In einer neuen Arbeit fanden Wissenschaftler mehrere Dutzend Atome des Isotops in Proben der Tiefseekruste
Die Geschichte ist komplex.Vielleicht könnte Plutonium-244 von einem viel älteren, aber noch beeindruckenderen Ereignis wie der Explosion eines Neutronensterns übrig geblieben sein. Gleichzeitig ist dies der erste Beweis dafür, dass Supernovae tatsächlich Plutonium-244 produzieren.
Anton Wallner, Fellow, Abteilung für Kernphysik, Australian National University, Canberra
Jedes Plutonium, das auf dem Planeten vorhanden ist, muss vor kurzem gebildet und abgegeben werden, da es einen sehr schnellen radioaktiven Zerfall erfährt, um seit der Bildung der Erde bestehen zu können.
Es wird derzeit angenommen, dass die Kerne allerElemente, die schwerer als Eisen sind, werden in der Sternumgebung als Ergebnis einer "Kernreaktion" gebildet, die dem, was im Darm von Kernreaktoren geschieht, sehr ähnlich ist. Aktiniden entstehen beispielsweise beim schnellen Einfangen von Neutronen.

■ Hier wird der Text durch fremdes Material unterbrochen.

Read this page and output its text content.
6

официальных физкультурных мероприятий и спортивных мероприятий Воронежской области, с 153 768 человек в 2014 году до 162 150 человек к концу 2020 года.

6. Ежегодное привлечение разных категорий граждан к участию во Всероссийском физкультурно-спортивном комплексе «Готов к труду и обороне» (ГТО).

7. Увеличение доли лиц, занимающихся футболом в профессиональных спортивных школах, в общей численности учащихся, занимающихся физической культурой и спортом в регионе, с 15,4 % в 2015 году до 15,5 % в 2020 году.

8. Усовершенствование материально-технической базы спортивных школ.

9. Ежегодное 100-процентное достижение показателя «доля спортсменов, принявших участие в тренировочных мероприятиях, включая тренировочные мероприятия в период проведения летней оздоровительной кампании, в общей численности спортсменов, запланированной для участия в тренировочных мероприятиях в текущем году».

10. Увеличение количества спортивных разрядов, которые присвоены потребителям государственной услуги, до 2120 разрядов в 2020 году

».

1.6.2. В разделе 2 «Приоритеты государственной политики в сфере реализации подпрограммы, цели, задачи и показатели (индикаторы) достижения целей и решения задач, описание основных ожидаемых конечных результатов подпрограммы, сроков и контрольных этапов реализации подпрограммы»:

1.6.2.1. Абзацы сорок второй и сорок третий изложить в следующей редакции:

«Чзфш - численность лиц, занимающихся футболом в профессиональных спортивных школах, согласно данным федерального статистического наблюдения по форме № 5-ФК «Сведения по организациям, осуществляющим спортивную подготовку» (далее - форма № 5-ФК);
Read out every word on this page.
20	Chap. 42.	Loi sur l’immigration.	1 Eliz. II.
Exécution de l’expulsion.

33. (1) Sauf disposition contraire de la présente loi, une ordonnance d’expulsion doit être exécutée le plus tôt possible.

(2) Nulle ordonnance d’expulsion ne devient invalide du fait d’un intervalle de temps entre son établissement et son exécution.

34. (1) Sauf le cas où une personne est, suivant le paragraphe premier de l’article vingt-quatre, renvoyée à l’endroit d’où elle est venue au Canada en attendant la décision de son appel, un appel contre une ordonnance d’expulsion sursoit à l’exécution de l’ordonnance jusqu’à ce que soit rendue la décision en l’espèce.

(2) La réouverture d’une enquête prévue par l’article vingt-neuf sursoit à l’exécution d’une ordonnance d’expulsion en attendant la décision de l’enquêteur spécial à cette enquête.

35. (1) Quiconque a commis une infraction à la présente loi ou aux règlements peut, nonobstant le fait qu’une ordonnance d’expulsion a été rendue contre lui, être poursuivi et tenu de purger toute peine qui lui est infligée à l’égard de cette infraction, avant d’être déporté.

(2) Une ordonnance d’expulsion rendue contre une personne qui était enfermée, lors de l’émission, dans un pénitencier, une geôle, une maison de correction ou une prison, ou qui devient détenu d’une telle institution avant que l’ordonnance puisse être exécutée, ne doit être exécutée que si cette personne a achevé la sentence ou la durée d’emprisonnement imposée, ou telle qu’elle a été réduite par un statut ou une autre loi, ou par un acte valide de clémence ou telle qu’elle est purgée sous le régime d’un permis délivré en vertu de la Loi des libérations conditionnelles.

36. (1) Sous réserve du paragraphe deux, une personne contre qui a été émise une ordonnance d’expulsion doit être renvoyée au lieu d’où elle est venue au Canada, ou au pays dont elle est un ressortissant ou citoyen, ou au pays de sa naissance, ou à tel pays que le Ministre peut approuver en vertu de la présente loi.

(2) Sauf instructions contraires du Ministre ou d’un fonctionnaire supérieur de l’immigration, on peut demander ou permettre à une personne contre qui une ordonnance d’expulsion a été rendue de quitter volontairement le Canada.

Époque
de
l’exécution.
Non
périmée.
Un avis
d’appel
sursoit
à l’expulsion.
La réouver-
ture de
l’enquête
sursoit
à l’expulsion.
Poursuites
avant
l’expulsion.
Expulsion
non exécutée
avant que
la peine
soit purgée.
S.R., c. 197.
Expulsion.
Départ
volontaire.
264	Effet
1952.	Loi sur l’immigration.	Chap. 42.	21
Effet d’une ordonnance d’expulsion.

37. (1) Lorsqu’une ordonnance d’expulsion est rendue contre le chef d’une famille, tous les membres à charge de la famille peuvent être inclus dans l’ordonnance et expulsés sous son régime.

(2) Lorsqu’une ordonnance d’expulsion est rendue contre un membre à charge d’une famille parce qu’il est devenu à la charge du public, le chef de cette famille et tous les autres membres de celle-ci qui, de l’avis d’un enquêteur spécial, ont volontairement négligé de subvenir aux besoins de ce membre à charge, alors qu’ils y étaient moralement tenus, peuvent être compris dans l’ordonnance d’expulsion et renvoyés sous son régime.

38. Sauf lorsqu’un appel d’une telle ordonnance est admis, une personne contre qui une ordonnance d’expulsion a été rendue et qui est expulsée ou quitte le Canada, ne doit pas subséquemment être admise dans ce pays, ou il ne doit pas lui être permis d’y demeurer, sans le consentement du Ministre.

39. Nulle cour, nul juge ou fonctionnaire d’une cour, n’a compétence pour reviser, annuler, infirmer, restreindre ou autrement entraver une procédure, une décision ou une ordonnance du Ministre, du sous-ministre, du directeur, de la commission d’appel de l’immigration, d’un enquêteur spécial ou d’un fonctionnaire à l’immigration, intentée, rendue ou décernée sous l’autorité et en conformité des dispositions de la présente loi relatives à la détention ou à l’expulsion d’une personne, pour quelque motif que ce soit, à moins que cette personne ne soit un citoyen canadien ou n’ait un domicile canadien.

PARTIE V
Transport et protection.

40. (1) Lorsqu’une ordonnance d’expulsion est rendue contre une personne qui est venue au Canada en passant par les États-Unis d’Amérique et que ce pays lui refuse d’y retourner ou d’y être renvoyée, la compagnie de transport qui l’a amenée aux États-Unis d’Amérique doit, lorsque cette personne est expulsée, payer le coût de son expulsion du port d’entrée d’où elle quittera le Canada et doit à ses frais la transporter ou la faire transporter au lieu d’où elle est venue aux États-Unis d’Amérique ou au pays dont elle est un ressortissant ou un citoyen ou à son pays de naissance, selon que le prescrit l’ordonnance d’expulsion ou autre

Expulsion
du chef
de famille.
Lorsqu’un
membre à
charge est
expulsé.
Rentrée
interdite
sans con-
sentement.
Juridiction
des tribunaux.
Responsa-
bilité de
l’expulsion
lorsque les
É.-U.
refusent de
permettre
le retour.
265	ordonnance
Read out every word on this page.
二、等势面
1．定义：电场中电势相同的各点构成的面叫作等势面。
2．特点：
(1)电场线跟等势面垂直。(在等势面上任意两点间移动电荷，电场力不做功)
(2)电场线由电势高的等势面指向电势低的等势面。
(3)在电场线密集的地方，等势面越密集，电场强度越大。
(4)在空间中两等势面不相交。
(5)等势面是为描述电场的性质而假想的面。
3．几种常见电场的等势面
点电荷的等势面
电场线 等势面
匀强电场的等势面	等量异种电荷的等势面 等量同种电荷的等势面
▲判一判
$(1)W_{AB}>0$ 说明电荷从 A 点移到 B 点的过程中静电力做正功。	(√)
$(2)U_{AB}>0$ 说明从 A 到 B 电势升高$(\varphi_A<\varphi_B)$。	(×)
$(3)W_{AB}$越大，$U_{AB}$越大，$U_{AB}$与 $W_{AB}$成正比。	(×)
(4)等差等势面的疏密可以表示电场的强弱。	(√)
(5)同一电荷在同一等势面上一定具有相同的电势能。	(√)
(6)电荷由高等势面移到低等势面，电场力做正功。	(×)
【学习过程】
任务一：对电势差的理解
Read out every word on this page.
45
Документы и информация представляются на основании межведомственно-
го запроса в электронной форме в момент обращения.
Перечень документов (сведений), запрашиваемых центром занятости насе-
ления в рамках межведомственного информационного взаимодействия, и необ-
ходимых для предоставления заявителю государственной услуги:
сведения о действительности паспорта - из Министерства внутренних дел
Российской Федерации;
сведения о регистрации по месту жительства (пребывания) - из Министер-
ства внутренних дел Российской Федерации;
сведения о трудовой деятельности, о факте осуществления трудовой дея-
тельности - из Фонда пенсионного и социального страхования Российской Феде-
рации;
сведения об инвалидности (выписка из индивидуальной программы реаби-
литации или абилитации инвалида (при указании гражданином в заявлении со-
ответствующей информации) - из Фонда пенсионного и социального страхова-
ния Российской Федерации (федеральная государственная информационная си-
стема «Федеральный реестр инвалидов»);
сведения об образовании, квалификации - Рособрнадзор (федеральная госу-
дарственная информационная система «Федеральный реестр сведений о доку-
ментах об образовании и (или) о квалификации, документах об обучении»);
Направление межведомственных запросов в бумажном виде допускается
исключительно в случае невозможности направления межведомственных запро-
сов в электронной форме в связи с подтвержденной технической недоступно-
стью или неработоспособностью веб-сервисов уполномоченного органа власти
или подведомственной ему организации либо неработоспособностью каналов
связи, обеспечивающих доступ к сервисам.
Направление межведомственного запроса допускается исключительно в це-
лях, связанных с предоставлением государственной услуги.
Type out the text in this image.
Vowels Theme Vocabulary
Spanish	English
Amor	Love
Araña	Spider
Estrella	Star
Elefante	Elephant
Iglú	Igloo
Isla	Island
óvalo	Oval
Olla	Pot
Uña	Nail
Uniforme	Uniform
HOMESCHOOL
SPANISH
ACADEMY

Es ist noch nicht klar, wie der Prozess der schnellen Neutroneneinfangung im Weltraum abläuft. In dieser Hinsicht gibt es zwei Hypothesen: bei der Explosion einiger Arten von Supernovae und der Verschmelzung von Neutronensternen.
In den letzten 10 Millionen Jahren stellarDie Substanz wurde mindestens zweimal auf der Erdoberfläche abgelagert. Dies bedeutet, dass die Erdoberfläche von Materieströmen erreicht wird, die bei Supernova-Explosionen oder Verschmelzungen von Neutronensternen ausgestoßen werden.